One of the theories that have been advanced for what has been described as a hesitant performance on his part is a fear of being seen as, in short, a bully.
O'Farrell is not a small man. Whilst no longer as rotund or bearded as he once was, there is no doubt that a visual image of him intimidating Keneally either by his words or his actions would be very damaging for the Coalition.
O'Farrell's concerns (if indeed he had them) are is of course on one level ridiculous - unless he threatened Keneally or used foul language, there is no justification for a suggestion that he has sought to intimidate her. That said, the gender issue in politics is often ridiculous, so I suppose we shouldn't be surprised.
When Gillard became PM, the contrast in the way the media reported on her appearance compared to her predecessor could not have been starker. Suddenly we had the All White Jacket conversation. There was speculation and reporting over her hair, her make-up and yes, even her earlobes. I can't imagine a drearier topic, but I suppose if it didn't sell it wouldn't be reported.
Is this just because reporting on men's appearance would be even duller? We never heard a thing about Rudd's appearance (although cartoonists did seem to enjoy his boyish face, Alan Moir especially). One imagines that a report that "Today Rudd wore a dark suit. And a tie. Oh, and look at his tie-clip!" would not excite any editor, even on the slowest of news days.
When Anna Bligh was North-East Queensland over this summer, I can't count the reports about what she was wearing, or the fact that she was not wearing make-up, looking tired and drawn.
This isn't aiming to be a critique of the political reporting style of our Fourth Estate - there are plenty other people who are interested in having that conversation. Rather, I've been thinking about what difference it makes that Keneally is a woman, and O'Farrell is a man.
On one hand, one would presume that a woman would have some inherent advantages over a male politician. These advantages rely to a horrible extent upon generalisations and enforced gender roles, but anyone who pretends they don't matter any way is kidding themselves. It shouldn't matter if Keneally has her hair done in an attractive way, but it does.
People instinctively see female politicians as being more mothering - kinder, more likely to understand how hard it is to raise a family, more capable of empathy. By the same token, some people see women as being more irrational, more emotionally driven, even tempestuous. One only need to look at some of the comments made about the emotion Gillard showed on the first day of parliament this year as the condolence motion was passed.
Male politicians, it seems, are far more likely to be seen as powerful, as strong and able to lead. Along with that though, comes an inference of aggression, and of a thirst for power.
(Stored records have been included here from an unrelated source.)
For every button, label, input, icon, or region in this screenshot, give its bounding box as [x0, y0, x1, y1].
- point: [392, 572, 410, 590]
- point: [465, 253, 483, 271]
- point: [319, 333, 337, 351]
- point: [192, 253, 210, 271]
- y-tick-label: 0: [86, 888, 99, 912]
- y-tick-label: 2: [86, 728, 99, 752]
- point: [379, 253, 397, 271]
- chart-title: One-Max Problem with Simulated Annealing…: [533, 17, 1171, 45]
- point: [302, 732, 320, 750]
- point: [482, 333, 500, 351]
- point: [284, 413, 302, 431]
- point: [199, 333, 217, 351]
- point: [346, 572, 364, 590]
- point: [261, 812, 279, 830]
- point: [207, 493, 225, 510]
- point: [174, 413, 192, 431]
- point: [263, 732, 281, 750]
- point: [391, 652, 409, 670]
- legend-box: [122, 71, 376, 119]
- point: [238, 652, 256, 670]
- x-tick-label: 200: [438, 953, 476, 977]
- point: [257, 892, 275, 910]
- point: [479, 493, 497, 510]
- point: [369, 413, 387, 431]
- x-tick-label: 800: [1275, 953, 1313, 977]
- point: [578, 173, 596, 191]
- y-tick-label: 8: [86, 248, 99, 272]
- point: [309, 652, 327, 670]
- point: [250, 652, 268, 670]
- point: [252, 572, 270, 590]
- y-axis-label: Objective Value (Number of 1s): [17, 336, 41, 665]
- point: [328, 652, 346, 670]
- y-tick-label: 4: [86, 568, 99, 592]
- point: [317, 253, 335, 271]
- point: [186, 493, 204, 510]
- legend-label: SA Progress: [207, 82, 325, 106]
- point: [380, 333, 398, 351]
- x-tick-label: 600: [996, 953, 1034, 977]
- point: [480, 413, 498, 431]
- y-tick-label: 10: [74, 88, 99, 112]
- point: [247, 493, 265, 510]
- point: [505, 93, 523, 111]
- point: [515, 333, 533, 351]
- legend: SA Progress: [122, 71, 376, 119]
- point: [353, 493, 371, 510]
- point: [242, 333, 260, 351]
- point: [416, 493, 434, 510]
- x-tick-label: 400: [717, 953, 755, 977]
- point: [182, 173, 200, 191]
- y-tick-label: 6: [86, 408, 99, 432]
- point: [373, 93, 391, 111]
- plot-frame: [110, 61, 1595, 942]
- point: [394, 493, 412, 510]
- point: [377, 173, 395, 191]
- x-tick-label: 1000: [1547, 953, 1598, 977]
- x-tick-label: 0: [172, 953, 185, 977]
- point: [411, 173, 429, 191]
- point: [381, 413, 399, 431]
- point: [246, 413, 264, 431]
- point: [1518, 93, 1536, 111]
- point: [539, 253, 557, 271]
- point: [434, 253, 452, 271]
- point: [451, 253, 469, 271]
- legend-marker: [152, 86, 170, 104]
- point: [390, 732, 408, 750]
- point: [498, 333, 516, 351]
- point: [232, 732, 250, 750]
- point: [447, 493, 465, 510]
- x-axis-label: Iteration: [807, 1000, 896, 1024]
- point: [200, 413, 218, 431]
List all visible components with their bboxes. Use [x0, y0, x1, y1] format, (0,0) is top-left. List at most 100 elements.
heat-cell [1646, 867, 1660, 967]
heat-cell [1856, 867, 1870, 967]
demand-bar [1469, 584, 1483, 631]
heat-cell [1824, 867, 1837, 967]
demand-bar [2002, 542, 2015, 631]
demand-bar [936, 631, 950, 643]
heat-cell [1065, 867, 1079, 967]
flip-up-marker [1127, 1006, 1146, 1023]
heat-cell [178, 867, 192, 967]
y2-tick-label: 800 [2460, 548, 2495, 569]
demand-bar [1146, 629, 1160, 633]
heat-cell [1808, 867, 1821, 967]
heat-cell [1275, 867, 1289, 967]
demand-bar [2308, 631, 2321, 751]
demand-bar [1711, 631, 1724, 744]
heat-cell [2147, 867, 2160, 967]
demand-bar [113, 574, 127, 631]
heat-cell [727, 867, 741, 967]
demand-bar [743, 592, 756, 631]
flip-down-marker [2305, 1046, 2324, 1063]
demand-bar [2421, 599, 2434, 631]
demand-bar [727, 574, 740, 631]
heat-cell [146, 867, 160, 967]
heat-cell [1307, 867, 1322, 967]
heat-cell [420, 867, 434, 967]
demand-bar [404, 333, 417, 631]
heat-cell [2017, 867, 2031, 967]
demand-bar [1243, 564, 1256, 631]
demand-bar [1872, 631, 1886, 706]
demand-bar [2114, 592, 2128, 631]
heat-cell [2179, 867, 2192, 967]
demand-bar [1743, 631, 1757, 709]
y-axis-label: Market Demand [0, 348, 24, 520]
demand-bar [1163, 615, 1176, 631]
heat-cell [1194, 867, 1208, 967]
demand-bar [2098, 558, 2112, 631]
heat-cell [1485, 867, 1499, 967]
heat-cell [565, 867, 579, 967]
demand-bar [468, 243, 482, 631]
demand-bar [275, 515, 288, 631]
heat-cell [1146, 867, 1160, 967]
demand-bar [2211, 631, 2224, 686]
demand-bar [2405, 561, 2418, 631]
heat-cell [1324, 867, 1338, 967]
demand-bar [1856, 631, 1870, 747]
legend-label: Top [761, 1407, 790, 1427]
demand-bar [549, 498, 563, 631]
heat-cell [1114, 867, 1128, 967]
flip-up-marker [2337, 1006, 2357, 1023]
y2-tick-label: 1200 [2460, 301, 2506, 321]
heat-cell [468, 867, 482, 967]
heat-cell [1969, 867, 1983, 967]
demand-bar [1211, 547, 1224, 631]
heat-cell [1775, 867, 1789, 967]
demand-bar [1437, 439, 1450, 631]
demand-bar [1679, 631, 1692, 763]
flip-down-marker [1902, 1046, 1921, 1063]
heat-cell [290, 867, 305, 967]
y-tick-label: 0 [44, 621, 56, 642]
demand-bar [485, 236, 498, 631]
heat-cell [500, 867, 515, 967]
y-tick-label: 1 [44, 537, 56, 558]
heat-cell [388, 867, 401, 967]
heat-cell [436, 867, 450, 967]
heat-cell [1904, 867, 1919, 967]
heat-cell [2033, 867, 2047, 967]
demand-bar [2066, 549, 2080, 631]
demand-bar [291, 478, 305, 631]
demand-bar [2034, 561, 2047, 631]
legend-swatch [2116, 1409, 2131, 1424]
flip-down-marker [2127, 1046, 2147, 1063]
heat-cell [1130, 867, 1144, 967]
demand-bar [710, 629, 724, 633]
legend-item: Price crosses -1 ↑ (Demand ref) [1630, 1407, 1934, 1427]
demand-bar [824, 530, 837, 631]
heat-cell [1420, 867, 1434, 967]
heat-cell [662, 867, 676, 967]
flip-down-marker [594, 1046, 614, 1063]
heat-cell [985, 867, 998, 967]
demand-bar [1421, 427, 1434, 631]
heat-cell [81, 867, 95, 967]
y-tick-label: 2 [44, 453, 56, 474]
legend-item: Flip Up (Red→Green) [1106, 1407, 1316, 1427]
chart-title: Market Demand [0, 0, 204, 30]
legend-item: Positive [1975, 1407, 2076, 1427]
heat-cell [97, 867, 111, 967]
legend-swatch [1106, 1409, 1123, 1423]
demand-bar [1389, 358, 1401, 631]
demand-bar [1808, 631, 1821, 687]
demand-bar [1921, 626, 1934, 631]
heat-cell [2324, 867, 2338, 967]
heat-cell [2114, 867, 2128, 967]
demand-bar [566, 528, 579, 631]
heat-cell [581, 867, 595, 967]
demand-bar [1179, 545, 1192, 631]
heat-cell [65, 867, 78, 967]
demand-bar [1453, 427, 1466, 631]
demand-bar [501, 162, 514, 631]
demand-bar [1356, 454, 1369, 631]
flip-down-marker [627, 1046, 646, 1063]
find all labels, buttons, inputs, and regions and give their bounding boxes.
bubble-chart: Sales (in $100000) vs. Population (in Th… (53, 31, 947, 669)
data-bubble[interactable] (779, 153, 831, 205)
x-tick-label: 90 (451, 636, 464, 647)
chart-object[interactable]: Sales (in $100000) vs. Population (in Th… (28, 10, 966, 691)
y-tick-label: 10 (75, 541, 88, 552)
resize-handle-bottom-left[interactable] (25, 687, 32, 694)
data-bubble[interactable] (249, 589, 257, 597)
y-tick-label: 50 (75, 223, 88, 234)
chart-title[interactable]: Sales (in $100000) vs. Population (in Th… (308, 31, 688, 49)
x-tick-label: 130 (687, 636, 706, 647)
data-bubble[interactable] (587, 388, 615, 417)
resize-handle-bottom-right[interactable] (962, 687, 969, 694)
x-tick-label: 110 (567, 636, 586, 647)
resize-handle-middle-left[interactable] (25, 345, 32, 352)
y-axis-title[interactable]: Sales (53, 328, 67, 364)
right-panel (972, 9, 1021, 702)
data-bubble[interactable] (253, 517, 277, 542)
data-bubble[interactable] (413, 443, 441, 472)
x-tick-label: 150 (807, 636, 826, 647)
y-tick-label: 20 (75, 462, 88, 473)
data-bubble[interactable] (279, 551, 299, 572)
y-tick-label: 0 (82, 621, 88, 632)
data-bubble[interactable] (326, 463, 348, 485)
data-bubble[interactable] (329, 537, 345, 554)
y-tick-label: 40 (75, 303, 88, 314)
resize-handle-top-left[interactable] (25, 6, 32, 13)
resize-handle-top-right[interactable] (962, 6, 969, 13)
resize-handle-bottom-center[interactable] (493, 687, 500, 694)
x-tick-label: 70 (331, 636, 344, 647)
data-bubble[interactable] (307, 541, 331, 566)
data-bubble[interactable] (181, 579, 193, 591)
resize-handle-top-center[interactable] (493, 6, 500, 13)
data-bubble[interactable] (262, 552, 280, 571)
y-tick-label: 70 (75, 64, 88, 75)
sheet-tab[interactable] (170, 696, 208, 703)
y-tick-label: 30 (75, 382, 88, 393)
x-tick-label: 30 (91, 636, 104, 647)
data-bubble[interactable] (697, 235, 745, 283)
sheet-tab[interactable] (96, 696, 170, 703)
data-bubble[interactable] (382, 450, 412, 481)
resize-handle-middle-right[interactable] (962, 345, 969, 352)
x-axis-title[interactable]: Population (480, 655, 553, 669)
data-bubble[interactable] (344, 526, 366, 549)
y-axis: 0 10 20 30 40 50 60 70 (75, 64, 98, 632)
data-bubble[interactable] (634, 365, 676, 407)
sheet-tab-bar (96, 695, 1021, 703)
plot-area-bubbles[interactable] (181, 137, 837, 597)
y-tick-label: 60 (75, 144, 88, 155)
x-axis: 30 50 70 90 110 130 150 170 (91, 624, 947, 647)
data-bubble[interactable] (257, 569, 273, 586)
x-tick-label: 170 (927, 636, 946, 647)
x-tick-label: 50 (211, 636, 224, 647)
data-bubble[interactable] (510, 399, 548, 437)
If O'Farrell was seen to be being a bully, that would no doubt provoke significant resentment, and not just from female voters.
This all means that the starkest difference between the two leaders will most likely not get a single mention from either side for fear of being seen as taking advantage of the situation. Gender in politics (and in life generally) is such a sensitive issue that if it ever arose the media would presumably talk about nothing else for a week, which it seem both parties see as being counter-productive.
One can barely imagine the vitriol that would be poured on O'Farrell if he even implied that people shouldn't vote for Keneally because she is female. For Labor, it is difficult to imagine how they could possibly take advantage of the situation and explicitly capitalise on the perceived positive aspects of Keneally's gender without beginning a discussion about the perceived negative characteristics.
There has been little discussion of the gender difference to date, and that is of course the way it should be. I've seen no polling on the issue either, which is interesting. Whether the reason is because no one thinks it matters, or because everyone is afraid to ask, is something I would certainly be interested to find out.